偏光電気光学制御はフェムト秒レーザー書き込みと液晶変調によって実現される
ドイツの研究者らは、フェムト秒レーザー書き込みと液晶を組み合わせることで光信号を制御する新しい方法を開発した。電気光学変調液晶層を導波路に埋め込むことで、ビームの偏光状態を電気光学的に制御することが可能になります。この技術は、フェムト秒レーザー描画技術を用いて作製されるチップベースデバイスや複雑な光子回路に全く新しい可能性をもたらします。研究チームは、溶融シリコン導波路内に可変波長板を作製した方法を詳細に説明しました。液晶に電圧を印加すると、液晶分子が回転し、導波路を伝播する光の偏光状態が変化します。実験では、2つの異なる可視波長において光の偏光を完全に変調することに成功しました(図1)。
2つの主要技術を組み合わせて3D光子集積デバイスの革新的な進歩を実現
フェムト秒レーザーは、材料の表面だけでなく内部深くまで導波路を正確に描画できるため、単一チップ上の導波路数を最大化できる有望な技術です。この技術は、高強度レーザービームを透明材料内に集束させることで機能します。光強度が一定レベルに達すると、ビームは照射点において材料の特性を変化させます。まるでミクロン単位の精度を持つペンのように。

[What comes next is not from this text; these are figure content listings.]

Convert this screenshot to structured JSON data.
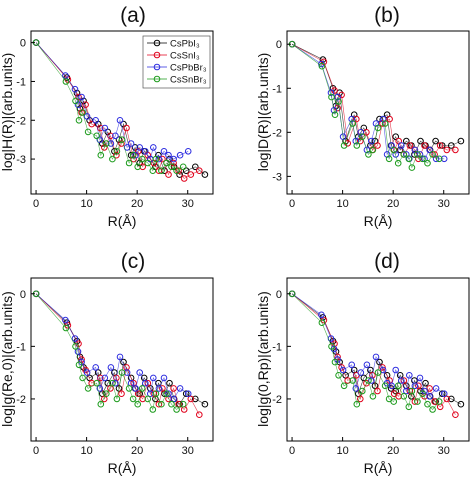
{
  "legend": {
    "placement": "top-right of panel (a)",
    "entries": [
      {
        "name": "CsPbI₃",
        "color": "#000000"
      },
      {
        "name": "CsSnI₃",
        "color": "#e0001b"
      },
      {
        "name": "CsPbBr₃",
        "color": "#2a2adf"
      },
      {
        "name": "CsSnBr₃",
        "color": "#1a9a1a"
      }
    ]
  },
  "chart_data": [
    {
      "type": "scatter",
      "panel": "(a)",
      "xlabel": "R(Å)",
      "ylabel": "log|H(R)|(arb.units)",
      "xlim": [
        -1,
        35
      ],
      "ylim": [
        -3.9,
        0.3
      ],
      "xticks": [
        0,
        10,
        20,
        30
      ],
      "yticks": [
        0,
        -1,
        -2,
        -3
      ],
      "grid": false,
      "series": [
        {
          "name": "CsPbI₃",
          "color": "#000000",
          "x": [
            0,
            6.1,
            8.1,
            8.7,
            9.4,
            10.6,
            12.3,
            13.1,
            14.2,
            15.5,
            16.4,
            17.3,
            18.8,
            19.6,
            20.5,
            21.4,
            22.6,
            23.6,
            24.2,
            25.4,
            26.4,
            27.3,
            28.4,
            29.7,
            31.5,
            33.4
          ],
          "y": [
            0,
            -0.9,
            -1.3,
            -1.7,
            -1.5,
            -2.0,
            -2.1,
            -2.6,
            -2.3,
            -2.8,
            -2.5,
            -2.1,
            -2.9,
            -2.7,
            -3.1,
            -2.8,
            -3.0,
            -3.2,
            -2.9,
            -3.3,
            -3.0,
            -3.2,
            -3.4,
            -3.3,
            -3.2,
            -3.4
          ]
        },
        {
          "name": "CsSnI₃",
          "color": "#e0001b",
          "x": [
            0,
            6.3,
            8.4,
            9.0,
            9.8,
            11.0,
            12.7,
            13.5,
            14.7,
            15.9,
            16.9,
            17.9,
            19.3,
            20.2,
            21.1,
            22.1,
            23.3,
            24.3,
            25.0,
            26.2,
            27.2,
            28.2,
            29.3,
            30.6,
            32.3
          ],
          "y": [
            0,
            -0.95,
            -1.4,
            -1.8,
            -1.6,
            -2.1,
            -2.2,
            -2.7,
            -2.4,
            -2.9,
            -2.6,
            -2.2,
            -3.0,
            -2.8,
            -3.2,
            -2.9,
            -3.1,
            -3.3,
            -3.0,
            -3.4,
            -3.1,
            -3.3,
            -3.5,
            -3.4,
            -3.3
          ]
        },
        {
          "name": "CsPbBr₃",
          "color": "#2a2adf",
          "x": [
            0,
            5.8,
            7.7,
            8.3,
            9.0,
            10.1,
            11.8,
            12.6,
            13.6,
            14.8,
            15.7,
            16.6,
            18.0,
            18.8,
            19.7,
            20.5,
            21.6,
            22.6,
            23.2,
            24.3,
            25.3,
            26.2,
            27.2,
            28.5,
            30.1
          ],
          "y": [
            0,
            -0.85,
            -1.2,
            -1.6,
            -1.4,
            -1.9,
            -2.0,
            -2.5,
            -2.2,
            -2.6,
            -2.4,
            -2.0,
            -2.7,
            -2.6,
            -2.9,
            -2.7,
            -2.8,
            -3.0,
            -2.7,
            -3.0,
            -2.8,
            -2.9,
            -3.0,
            -2.9,
            -2.8
          ]
        },
        {
          "name": "CsSnBr₃",
          "color": "#1a9a1a",
          "x": [
            0,
            5.9,
            7.8,
            8.5,
            9.2,
            10.3,
            12.0,
            12.8,
            13.9,
            15.1,
            16.0,
            17.0,
            18.4,
            19.2,
            20.1,
            21.0,
            22.1,
            23.1,
            23.7,
            24.8,
            25.8,
            26.8,
            27.8,
            29.1
          ],
          "y": [
            0,
            -1.0,
            -1.5,
            -2.0,
            -1.8,
            -2.3,
            -2.4,
            -2.9,
            -2.6,
            -3.0,
            -2.8,
            -2.5,
            -3.1,
            -2.9,
            -3.2,
            -3.0,
            -3.1,
            -3.3,
            -3.0,
            -3.3,
            -3.1,
            -3.2,
            -3.3,
            -3.2
          ]
        }
      ]
    },
    {
      "type": "scatter",
      "panel": "(b)",
      "xlabel": "R(Å)",
      "ylabel": "log|D(R)|(arb.units)",
      "xlim": [
        -1,
        35
      ],
      "ylim": [
        -3.4,
        0.3
      ],
      "xticks": [
        0,
        10,
        20,
        30
      ],
      "yticks": [
        0,
        -1,
        -2,
        -3
      ],
      "grid": false,
      "series": [
        {
          "name": "CsPbI₃",
          "color": "#000000",
          "x": [
            0,
            6.1,
            8.1,
            8.7,
            9.4,
            10.6,
            12.3,
            13.1,
            14.2,
            15.5,
            16.4,
            17.3,
            18.8,
            19.6,
            20.5,
            21.4,
            22.6,
            23.6,
            24.2,
            25.4,
            26.4,
            27.3,
            28.4,
            29.7,
            31.5,
            33.4
          ],
          "y": [
            0,
            -0.35,
            -1.0,
            -1.4,
            -1.1,
            -2.2,
            -1.6,
            -2.1,
            -1.9,
            -2.3,
            -2.2,
            -1.7,
            -1.6,
            -2.3,
            -2.1,
            -2.4,
            -2.2,
            -2.3,
            -2.5,
            -2.2,
            -2.3,
            -2.4,
            -2.2,
            -2.3,
            -2.3,
            -2.2
          ]
        },
        {
          "name": "CsSnI₃",
          "color": "#e0001b",
          "x": [
            0,
            6.3,
            8.4,
            9.0,
            9.8,
            11.0,
            12.7,
            13.5,
            14.7,
            15.9,
            16.9,
            17.9,
            19.3,
            20.2,
            21.1,
            22.1,
            23.3,
            24.3,
            25.0,
            26.2,
            27.2,
            28.2,
            29.3,
            30.6,
            32.3
          ],
          "y": [
            0,
            -0.4,
            -1.05,
            -1.45,
            -1.15,
            -2.25,
            -1.7,
            -2.2,
            -2.0,
            -2.4,
            -2.3,
            -1.8,
            -1.7,
            -2.4,
            -2.2,
            -2.5,
            -2.3,
            -2.4,
            -2.6,
            -2.3,
            -2.4,
            -2.5,
            -2.3,
            -2.4,
            -2.4
          ]
        },
        {
          "name": "CsPbBr₃",
          "color": "#2a2adf",
          "x": [
            0,
            5.8,
            7.7,
            8.3,
            9.0,
            10.1,
            11.8,
            12.6,
            13.6,
            14.8,
            15.7,
            16.6,
            18.0,
            18.8,
            19.7,
            20.5,
            21.6,
            22.6,
            23.2,
            24.3,
            25.3,
            26.2,
            27.2,
            28.5,
            30.1
          ],
          "y": [
            0,
            -0.45,
            -1.1,
            -1.5,
            -1.2,
            -2.1,
            -1.7,
            -2.2,
            -2.0,
            -2.4,
            -2.2,
            -1.8,
            -1.7,
            -2.5,
            -2.3,
            -2.5,
            -2.3,
            -2.5,
            -2.6,
            -2.4,
            -2.5,
            -2.6,
            -2.4,
            -2.6,
            -2.6
          ]
        },
        {
          "name": "CsSnBr₃",
          "color": "#1a9a1a",
          "x": [
            0,
            5.9,
            7.8,
            8.5,
            9.2,
            10.3,
            12.0,
            12.8,
            13.9,
            15.1,
            16.0,
            17.0,
            18.4,
            19.2,
            20.1,
            21.0,
            22.1,
            23.1,
            23.7,
            24.8,
            25.8,
            26.8,
            27.8,
            29.1
          ],
          "y": [
            0,
            -0.5,
            -1.2,
            -1.6,
            -1.3,
            -2.3,
            -1.8,
            -2.3,
            -2.1,
            -2.5,
            -2.4,
            -1.9,
            -1.8,
            -2.6,
            -2.4,
            -2.7,
            -2.5,
            -2.6,
            -2.8,
            -2.5,
            -2.6,
            -2.7,
            -2.5,
            -2.6
          ]
        }
      ]
    },
    {
      "type": "scatter",
      "panel": "(c)",
      "xlabel": "R(Å)",
      "ylabel": "log|g(Re,0)|(arb.units)",
      "xlim": [
        -1,
        35
      ],
      "ylim": [
        -2.8,
        0.3
      ],
      "xticks": [
        0,
        10,
        20,
        30
      ],
      "yticks": [
        0,
        -1,
        -2
      ],
      "grid": false,
      "series": [
        {
          "name": "CsPbI₃",
          "color": "#000000",
          "x": [
            0,
            6.1,
            8.1,
            8.7,
            9.4,
            10.6,
            12.3,
            13.1,
            14.2,
            15.5,
            16.4,
            17.3,
            18.8,
            19.6,
            20.5,
            21.4,
            22.6,
            23.6,
            24.2,
            25.4,
            26.4,
            27.3,
            28.4,
            29.7,
            31.5,
            33.4
          ],
          "y": [
            0,
            -0.55,
            -0.9,
            -1.2,
            -1.4,
            -1.6,
            -1.5,
            -1.9,
            -1.7,
            -1.5,
            -1.8,
            -1.3,
            -1.6,
            -1.8,
            -1.9,
            -1.6,
            -1.8,
            -2.0,
            -1.7,
            -1.9,
            -1.7,
            -2.0,
            -2.1,
            -1.9,
            -2.0,
            -2.1
          ]
        },
        {
          "name": "CsSnI₃",
          "color": "#e0001b",
          "x": [
            0,
            6.3,
            8.4,
            9.0,
            9.8,
            11.0,
            12.7,
            13.5,
            14.7,
            15.9,
            16.9,
            17.9,
            19.3,
            20.2,
            21.1,
            22.1,
            23.3,
            24.3,
            25.0,
            26.2,
            27.2,
            28.2,
            29.3,
            30.6,
            32.3
          ],
          "y": [
            0,
            -0.6,
            -0.95,
            -1.25,
            -1.45,
            -1.7,
            -1.6,
            -2.0,
            -1.8,
            -1.6,
            -1.9,
            -1.4,
            -1.7,
            -1.9,
            -2.0,
            -1.7,
            -1.9,
            -2.1,
            -1.8,
            -2.0,
            -1.8,
            -2.1,
            -2.2,
            -2.0,
            -2.3
          ]
        },
        {
          "name": "CsPbBr₃",
          "color": "#2a2adf",
          "x": [
            0,
            5.8,
            7.7,
            8.3,
            9.0,
            10.1,
            11.8,
            12.6,
            13.6,
            14.8,
            15.7,
            16.6,
            18.0,
            18.8,
            19.7,
            20.5,
            21.6,
            22.6,
            23.2,
            24.3,
            25.3,
            26.2,
            27.2,
            28.5,
            30.1
          ],
          "y": [
            0,
            -0.5,
            -0.85,
            -1.1,
            -1.3,
            -1.5,
            -1.4,
            -1.8,
            -1.6,
            -1.4,
            -1.7,
            -1.2,
            -1.5,
            -1.7,
            -1.8,
            -1.5,
            -1.7,
            -1.9,
            -1.6,
            -1.8,
            -1.6,
            -1.9,
            -2.0,
            -1.8,
            -1.9
          ]
        },
        {
          "name": "CsSnBr₃",
          "color": "#1a9a1a",
          "x": [
            0,
            5.9,
            7.8,
            8.5,
            9.2,
            10.3,
            12.0,
            12.8,
            13.9,
            15.1,
            16.0,
            17.0,
            18.4,
            19.2,
            20.1,
            21.0,
            22.1,
            23.1,
            23.7,
            24.8,
            25.8,
            26.8,
            27.8,
            29.1
          ],
          "y": [
            0,
            -0.65,
            -1.0,
            -1.35,
            -1.6,
            -1.8,
            -1.7,
            -2.1,
            -1.9,
            -1.7,
            -2.0,
            -1.5,
            -1.8,
            -2.0,
            -2.1,
            -1.8,
            -2.0,
            -2.2,
            -1.9,
            -2.1,
            -1.9,
            -2.1,
            -2.2,
            -2.1
          ]
        }
      ]
    },
    {
      "type": "scatter",
      "panel": "(d)",
      "xlabel": "R(Å)",
      "ylabel": "log|g(0,Rp)|(arb.units)",
      "xlim": [
        -1,
        35
      ],
      "ylim": [
        -2.8,
        0.3
      ],
      "xticks": [
        0,
        10,
        20,
        30
      ],
      "yticks": [
        0,
        -1,
        -2
      ],
      "grid": false,
      "series": [
        {
          "name": "CsPbI₃",
          "color": "#000000",
          "x": [
            0,
            6.1,
            8.1,
            8.7,
            9.4,
            10.6,
            12.3,
            13.1,
            14.2,
            15.5,
            16.4,
            17.3,
            18.8,
            19.6,
            20.5,
            21.4,
            22.6,
            23.6,
            24.2,
            25.4,
            26.4,
            27.3,
            28.4,
            29.7,
            31.5,
            33.4
          ],
          "y": [
            0,
            -0.45,
            -0.9,
            -1.1,
            -1.3,
            -1.55,
            -1.45,
            -1.9,
            -1.6,
            -1.45,
            -1.75,
            -1.3,
            -1.55,
            -1.8,
            -1.85,
            -1.55,
            -1.75,
            -1.95,
            -1.65,
            -1.85,
            -1.7,
            -1.95,
            -2.05,
            -1.9,
            -2.0,
            -2.1
          ]
        },
        {
          "name": "CsSnI₃",
          "color": "#e0001b",
          "x": [
            0,
            6.3,
            8.4,
            9.0,
            9.8,
            11.0,
            12.7,
            13.5,
            14.7,
            15.9,
            16.9,
            17.9,
            19.3,
            20.2,
            21.1,
            22.1,
            23.3,
            24.3,
            25.0,
            26.2,
            27.2,
            28.2,
            29.3,
            30.6,
            32.3
          ],
          "y": [
            0,
            -0.5,
            -0.95,
            -1.2,
            -1.4,
            -1.65,
            -1.55,
            -2.0,
            -1.7,
            -1.55,
            -1.85,
            -1.4,
            -1.65,
            -1.9,
            -1.95,
            -1.65,
            -1.85,
            -2.05,
            -1.75,
            -1.95,
            -1.8,
            -2.05,
            -2.15,
            -2.0,
            -2.3
          ]
        },
        {
          "name": "CsPbBr₃",
          "color": "#2a2adf",
          "x": [
            0,
            5.8,
            7.7,
            8.3,
            9.0,
            10.1,
            11.8,
            12.6,
            13.6,
            14.8,
            15.7,
            16.6,
            18.0,
            18.8,
            19.7,
            20.5,
            21.6,
            22.6,
            23.2,
            24.3,
            25.3,
            26.2,
            27.2,
            28.5,
            30.1
          ],
          "y": [
            0,
            -0.4,
            -0.85,
            -1.05,
            -1.25,
            -1.45,
            -1.35,
            -1.8,
            -1.5,
            -1.35,
            -1.65,
            -1.2,
            -1.45,
            -1.7,
            -1.75,
            -1.45,
            -1.65,
            -1.85,
            -1.55,
            -1.75,
            -1.6,
            -1.85,
            -1.95,
            -1.8,
            -1.9
          ]
        },
        {
          "name": "CsSnBr₃",
          "color": "#1a9a1a",
          "x": [
            0,
            5.9,
            7.8,
            8.5,
            9.2,
            10.3,
            12.0,
            12.8,
            13.9,
            15.1,
            16.0,
            17.0,
            18.4,
            19.2,
            20.1,
            21.0,
            22.1,
            23.1,
            23.7,
            24.8,
            25.8,
            26.8,
            27.8,
            29.1
          ],
          "y": [
            0,
            -0.55,
            -1.0,
            -1.3,
            -1.55,
            -1.75,
            -1.65,
            -2.1,
            -1.85,
            -1.65,
            -1.95,
            -1.5,
            -1.75,
            -2.0,
            -2.05,
            -1.75,
            -1.95,
            -2.15,
            -1.85,
            -2.05,
            -1.9,
            -2.1,
            -2.2,
            -2.05
          ]
        }
      ]
    }
  ]
}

研究チームは、2つの基本的な光子技術を組み合わせ、導波路に液晶層を埋め込んだ。ビームが導波路と液晶を通過する際、電界が印加されるとビームの位相と偏光が変化する。その後、変調されたビームは導波路のもう一方の部分を伝播し続け、変調特性を持つ光信号の伝送を実現する。この2つの技術を組み合わせたハイブリッド技術は、導波路効果による高密度の光集光と液晶の高い調整可能性という両方の利点を同じデバイスで実現することを可能にする。この研究は、液晶の特性を利用してデバイス全体に導波路を埋め込むための新たな方法を開拓する。変調器のために光子デバイス.
図1 研究者らは、直接レーザー書き込みによって作製した導波路に液晶層を埋め込み、得られたハイブリッドデバイスは導波路を通過する光の偏光を変えるために使用できる。
フェムト秒レーザー導波路変調における液晶の応用と利点
それでも光変調フェムト秒レーザーによる導波路書き込みは、これまでは主に導波路に局所的な加熱を加えることで実現されていましたが、この研究では液晶を用いて偏光を直接制御しました。「私たちのアプローチには、消費電力の低減、個々の導波路を独立して処理できること、隣接する導波路間の干渉の低減など、いくつかの潜在的な利点があります」と研究者らは指摘しています。デバイスの有効性をテストするために、研究チームはレーザーを導波路に注入し、液晶層に印加する電圧を変化させることで光を変調しました。出力で観測された偏光の変化は理論的な予測と一致しています。また、研究者らは、液晶を導波路に統合した後も、液晶の変調特性は変化しないことも発見しました。研究者らは、この研究は概念実証に過ぎず、この技術を実際に使用するまでにはまだ多くの作業が必要であることを強調しています。例えば、現在のデバイスはすべての導波路を同じように変調するため、研究チームは個々の導波路を個別に制御できるように取り組んでいます。